Good Luck. Solution later when i wake up.

**Gluttony** · 10-28-2011, 02:14 AM

I remember seeing this in a math forum:

I'm a four-digit number!
a b c d

My 2nd digit is twice greater than my 3rd.
b = 2c
c = .5b

The sum of all my digits is thrice greater than my last digit!
a + b + c + d = 3d

The product of my 3rd and 4th digits is 12 times greater than the ratio of my 2nd to 3rd.
c*d = 12(b/c)
multiply both sides by c
c^2d = 12b
replace c with .5b
(.5b)^2d = 12b
.25^b^2d = 12b
multiply both sides by 4

b^2d = 48b
Divide both sides by b
bd = 48
Let's try: b=6, d=8, only pair of single digit factors
then
c = .5(6)
c = 3

a + b + c + d = 3d
a + 6 + 3 + 8 = 3(8)
a + 17 = 24
a = 24 - 17
a = 7

The number: 7638

**Redbridge** · 10-28-2011, 02:28 AM

Wow.... Wasn't expecting someone to solve this so quickly and thoroughly too...

I better come up with more....

**Fortress** · 12-03-2011, 12:55 PM

Originally Posted by Gluttony

I remember seeing this in a math forum:

I'm a four-digit number!
a b c d

My 2nd digit is twice greater than my 3rd.
b = 2c
c = .5b

The sum of all my digits is thrice greater than my last digit!
a + b + c + d = 3d

The product of my 3rd and 4th digits is 12 times greater than the ratio of my 2nd to 3rd.
c*d = 12(b/c)
multiply both sides by c
c^2d = 12b
replace c with .5b
(.5b)^2d = 12b
.25^b^2d = 12b
multiply both sides by 4

b^2d = 48b
Divide both sides by b
bd = 48
Let's try: b=6, d=8, only pair of single digit factors
then
c = .5(6)
c = 3

a + b + c + d = 3d
a + 6 + 3 + 8 = 3(8)
a + 17 = 24
a = 24 - 17
a = 7

The number: 7638

o_O

**Survivorfan** · 12-03-2011, 12:58 PM

7 minutes and solves, dang

**KingFu** · 12-03-2011, 12:58 PM

Originally Posted by Gluttony

I remember seeing this in a math forum:

I'm a four-digit number!
a b c d

My 2nd digit is twice greater than my 3rd.
b = 2c
c = .5b

The sum of all my digits is thrice greater than my last digit!
a + b + c + d = 3d

The product of my 3rd and 4th digits is 12 times greater than the ratio of my 2nd to 3rd.
c*d = 12(b/c)
multiply both sides by c
c^2d = 12b
replace c with .5b
(.5b)^2d = 12b
.25^b^2d = 12b
multiply both sides by 4

b^2d = 48b
Divide both sides by b
bd = 48
Let's try: b=6, d=8, only pair of single digit factors
then
c = .5(6)
c = 3

a + b + c + d = 3d
a + 6 + 3 + 8 = 3(8)
a + 17 = 24
a = 24 - 17
a = 7

The number: 7638

Wanna be my tutor?
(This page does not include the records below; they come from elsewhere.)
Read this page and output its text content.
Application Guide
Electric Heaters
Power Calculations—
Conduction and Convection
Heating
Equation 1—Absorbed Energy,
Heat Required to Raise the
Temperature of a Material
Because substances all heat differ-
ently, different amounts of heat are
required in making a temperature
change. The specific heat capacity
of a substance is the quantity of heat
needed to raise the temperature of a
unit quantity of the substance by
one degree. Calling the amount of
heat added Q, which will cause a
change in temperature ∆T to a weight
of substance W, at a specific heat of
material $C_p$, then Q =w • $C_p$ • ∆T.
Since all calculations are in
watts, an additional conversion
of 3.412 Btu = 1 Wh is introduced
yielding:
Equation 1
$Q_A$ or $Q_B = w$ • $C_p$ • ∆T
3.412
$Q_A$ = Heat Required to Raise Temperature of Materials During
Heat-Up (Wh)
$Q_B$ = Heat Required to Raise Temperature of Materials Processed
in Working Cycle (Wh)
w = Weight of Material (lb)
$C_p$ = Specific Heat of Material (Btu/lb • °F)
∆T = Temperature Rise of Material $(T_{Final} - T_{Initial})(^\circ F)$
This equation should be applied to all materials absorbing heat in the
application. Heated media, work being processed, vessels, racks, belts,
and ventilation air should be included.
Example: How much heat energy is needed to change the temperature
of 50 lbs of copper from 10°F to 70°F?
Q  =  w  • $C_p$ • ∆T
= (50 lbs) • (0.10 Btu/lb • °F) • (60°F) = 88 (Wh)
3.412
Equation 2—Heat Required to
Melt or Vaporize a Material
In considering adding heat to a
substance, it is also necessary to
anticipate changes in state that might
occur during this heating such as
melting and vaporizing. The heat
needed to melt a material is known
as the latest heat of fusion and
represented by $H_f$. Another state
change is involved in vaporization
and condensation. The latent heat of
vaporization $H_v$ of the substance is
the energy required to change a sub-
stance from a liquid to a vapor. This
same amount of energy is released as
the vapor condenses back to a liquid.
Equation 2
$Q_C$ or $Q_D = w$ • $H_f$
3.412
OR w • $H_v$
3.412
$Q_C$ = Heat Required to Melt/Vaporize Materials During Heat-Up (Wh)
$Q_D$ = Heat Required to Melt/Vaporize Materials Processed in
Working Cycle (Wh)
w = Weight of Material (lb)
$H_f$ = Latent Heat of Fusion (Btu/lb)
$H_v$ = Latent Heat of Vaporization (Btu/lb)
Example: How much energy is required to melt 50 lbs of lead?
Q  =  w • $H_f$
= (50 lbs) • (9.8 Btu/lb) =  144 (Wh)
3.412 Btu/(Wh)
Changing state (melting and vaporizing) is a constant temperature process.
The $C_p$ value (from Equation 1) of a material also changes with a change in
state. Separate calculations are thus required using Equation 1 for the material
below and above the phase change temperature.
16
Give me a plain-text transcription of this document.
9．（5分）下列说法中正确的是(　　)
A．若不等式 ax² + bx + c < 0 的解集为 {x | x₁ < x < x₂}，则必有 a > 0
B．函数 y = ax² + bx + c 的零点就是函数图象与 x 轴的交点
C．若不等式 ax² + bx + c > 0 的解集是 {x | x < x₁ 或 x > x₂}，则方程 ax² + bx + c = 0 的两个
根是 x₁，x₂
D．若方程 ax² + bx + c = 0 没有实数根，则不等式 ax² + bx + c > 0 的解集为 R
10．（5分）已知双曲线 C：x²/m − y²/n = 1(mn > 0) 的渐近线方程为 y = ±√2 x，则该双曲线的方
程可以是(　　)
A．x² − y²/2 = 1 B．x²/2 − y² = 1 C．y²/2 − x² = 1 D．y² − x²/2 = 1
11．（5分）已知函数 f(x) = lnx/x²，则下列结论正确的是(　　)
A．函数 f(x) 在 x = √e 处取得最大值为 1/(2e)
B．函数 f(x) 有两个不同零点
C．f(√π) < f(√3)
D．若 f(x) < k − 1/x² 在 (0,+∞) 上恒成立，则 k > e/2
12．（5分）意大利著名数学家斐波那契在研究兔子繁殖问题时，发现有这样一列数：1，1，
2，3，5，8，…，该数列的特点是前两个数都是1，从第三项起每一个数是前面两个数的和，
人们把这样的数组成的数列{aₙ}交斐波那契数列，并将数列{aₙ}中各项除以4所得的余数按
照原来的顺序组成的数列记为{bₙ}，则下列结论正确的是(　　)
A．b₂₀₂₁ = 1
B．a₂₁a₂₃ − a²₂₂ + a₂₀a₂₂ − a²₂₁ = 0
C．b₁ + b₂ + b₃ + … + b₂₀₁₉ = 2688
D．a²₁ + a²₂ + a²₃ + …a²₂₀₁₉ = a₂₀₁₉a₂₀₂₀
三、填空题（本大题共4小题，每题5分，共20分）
Pays 10K an hour

**javier995** · 12-03-2011, 01:11 PM

Originally Posted by Gluttony:464191

I remember seeing this in a math forum:

I'm a four-digit number!
a b c d

My 2nd digit is twice greater than my 3rd.
b = 2c
c = .5b

The sum of all my digits is thrice greater than my last digit!
a + b + c + d = 3d

The product of my 3rd and 4th digits is 12 times greater than the ratio of my 2nd to 3rd.
c*d = 12(b/c)
multiply both sides by c
c^2d = 12b
replace c with .5b
(.5b)^2d = 12b
.25^b^2d = 12b
multiply both sides by 4

b^2d = 48b
Divide both sides by b
bd = 48
Let's try: b=6, d=8, only pair of single digit factors
then
c = .5(6)
c = 3

a + b + c + d = 3d
a + 6 + 3 + 8 = 3(8)
a + 17 = 24
a = 24 - 17
a = 7

The number: 7638

I remember doing this problem in 8th grade for extra credit lol.